Past event

The Andrew Lang Memorial Lecture

Professor Andrew Teverson, of the University of the Arts in London, will give this year's lecture on Andrew Lang's Fairy Tales.

The event will be introduced by Principal and Vice-Chancellor of the University, Professor Sally Mapstone.

The lecture will be followed by a Q&A session, chaired by Dr Sara Lodge of the School of English.


About the speaker

Andrew Teverson is Professor of Cultural History and Critical Thinking at the University of the Arts, London.

His recent publications include the edited collection The Fairy Tale World (Routledge Worlds Series, 2019), and a two-volume critical edition of the scholarly writings of Andrew Lang (Edinburgh University Press 2015, with Alexandra Warwick and Leigh Wilson).

Currently he is completing a critical edition of the children's fictions of Andrew Lang, due for publication with Edinburgh University Press in April, and is editor of the sixth volume of Bloomsbury's Cultural History of Fairy Tale (The Modern Age).

Andrew is a member of the International Society for Folk Narrative Research and is on the advisory board for the Chichester Centre for Fairy Tales, Fantasy and Speculative Fiction.


Andrew Lang's Fairy Tales

At the time of his death, on 20 July 1912, Andrew Lang was one of the most famous writers and collectors of fairy tales in Europe. This reputation resulted from a sustained engagement with the genre throughout his writing career, which included editing the phenomenally successful Coloured Fairy Books, writing five fairy-tale themed children's fictions, and producing an extensive body of journalism and scholarship on the subject of folklore.

In this lecture, Andrew Teverson reviews Lang's wide-ranging and influential engagement with folk and fairy tales in order to assess the impact of his work upon fantasy writing in the twentieth and twenty-first centuries. Lang is typically seen as the last of a generation of Victorian fairy tale writers, but here Teverson will propose that he also influenced modernist approaches to the genre, and as such, played a critical role in the fashioning of contemporary ideas about storytelling and its role in art and culture.


The Andrew Lang Lecture

The University of St Andrews hosts a lecture series in honour of Andrew Lang (1844 to 1912), an anthropologist, folklorist, classicist, poet, historian, and famed compiler of folktales.

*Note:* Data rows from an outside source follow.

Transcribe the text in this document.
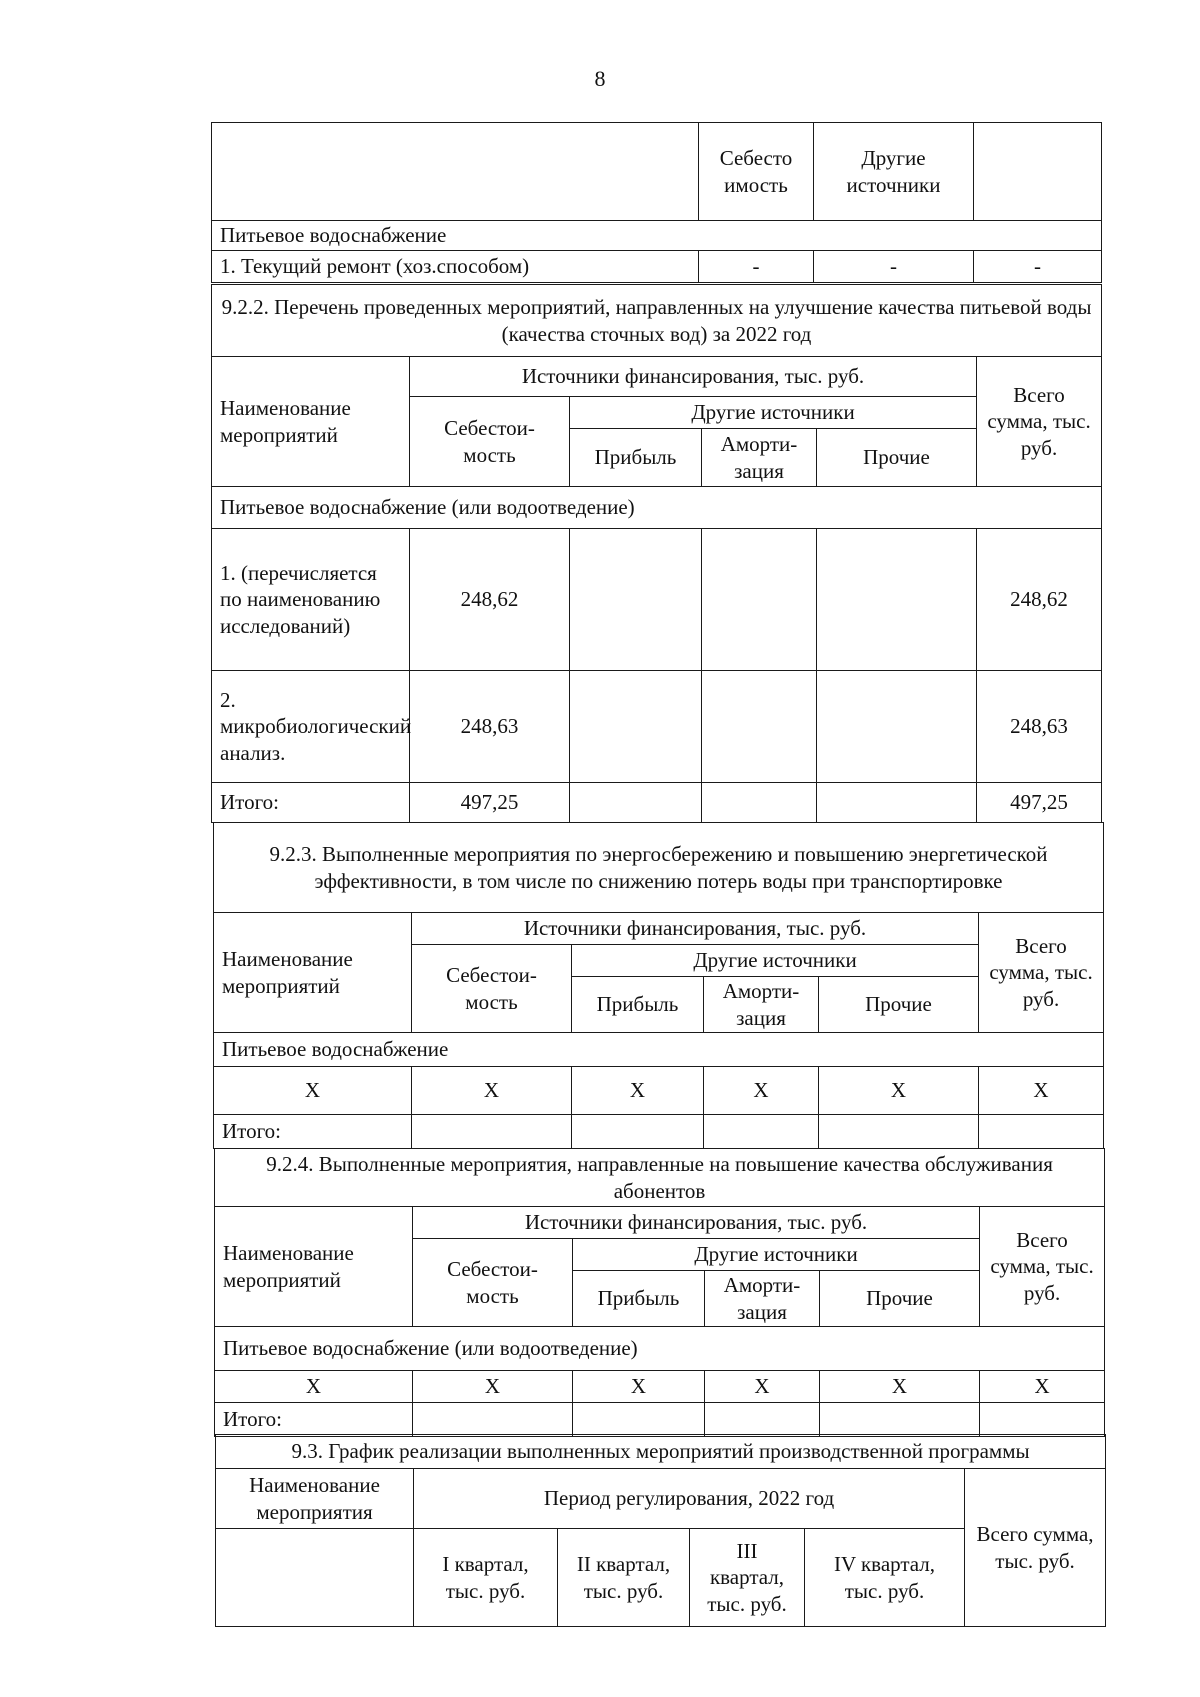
8
	Себесто имость	Другие источники	
Питьевое водоснабжение			
1. Текущий ремонт (хоз.способом)	-	-	-
9.2.2. Перечень проведенных мероприятий, направленных на улучшение качества питьевой воды (качества сточных вод) за 2022 год					
Наименование мероприятий	Источники финансирования, тыс. руб.				Всего сумма, тыс. руб.
	Себестои-мость	Другие источники			
		Прибыль	Аморти-зация	Прочие	
Питьевое водоснабжение (или водоотведение)					
1. (перечисляется по наименованию исследований)	248,62				248,62
2. микробиологический анализ.	248,63				248,63
Итого:	497,25				497,25
9.2.3. Выполненные мероприятия по энергосбережению и повышению энергетической эффективности, в том числе по снижению потерь воды при транспортировке					
Наименование мероприятий	Источники финансирования, тыс. руб.				Всего сумма, тыс. руб.
	Себестои-мость	Другие источники			
		Прибыль	Аморти-зация	Прочие	
Питьевое водоснабжение					
Х	Х	Х	Х	Х	Х
Итого:					
9.2.4. Выполненные мероприятия, направленные на повышение качества обслуживания абонентов					
Наименование мероприятий	Источники финансирования, тыс. руб.				Всего сумма, тыс. руб.
	Себестои-мость	Другие источники			
		Прибыль	Аморти-зация	Прочие	
Питьевое водоснабжение (или водоотведение)					
Х	Х	Х	Х	Х	Х
Итого:					
9.3. График реализации выполненных мероприятий производственной программы					
Наименование мероприятия	Период регулирования, 2022 год				Всего сумма, тыс. руб.
	I квартал, тыс. руб.	II квартал, тыс. руб.	III квартал, тыс. руб.	IV квартал, тыс. руб.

This series was founded in 1926 from a bequest by Sir Peter Redford Scott Lang, who was Regius Professor of Mathematics in the United College between 1879 and 1921. The lecturer is required to give a lecture on Andrew Lang and his work, or one of the subjects that Lang wrote about.

Previous lecturers have included John Buchan and J.R.R. Tolkien, who gave the most famous lecture to date, 'Fairy Stories' in 1939.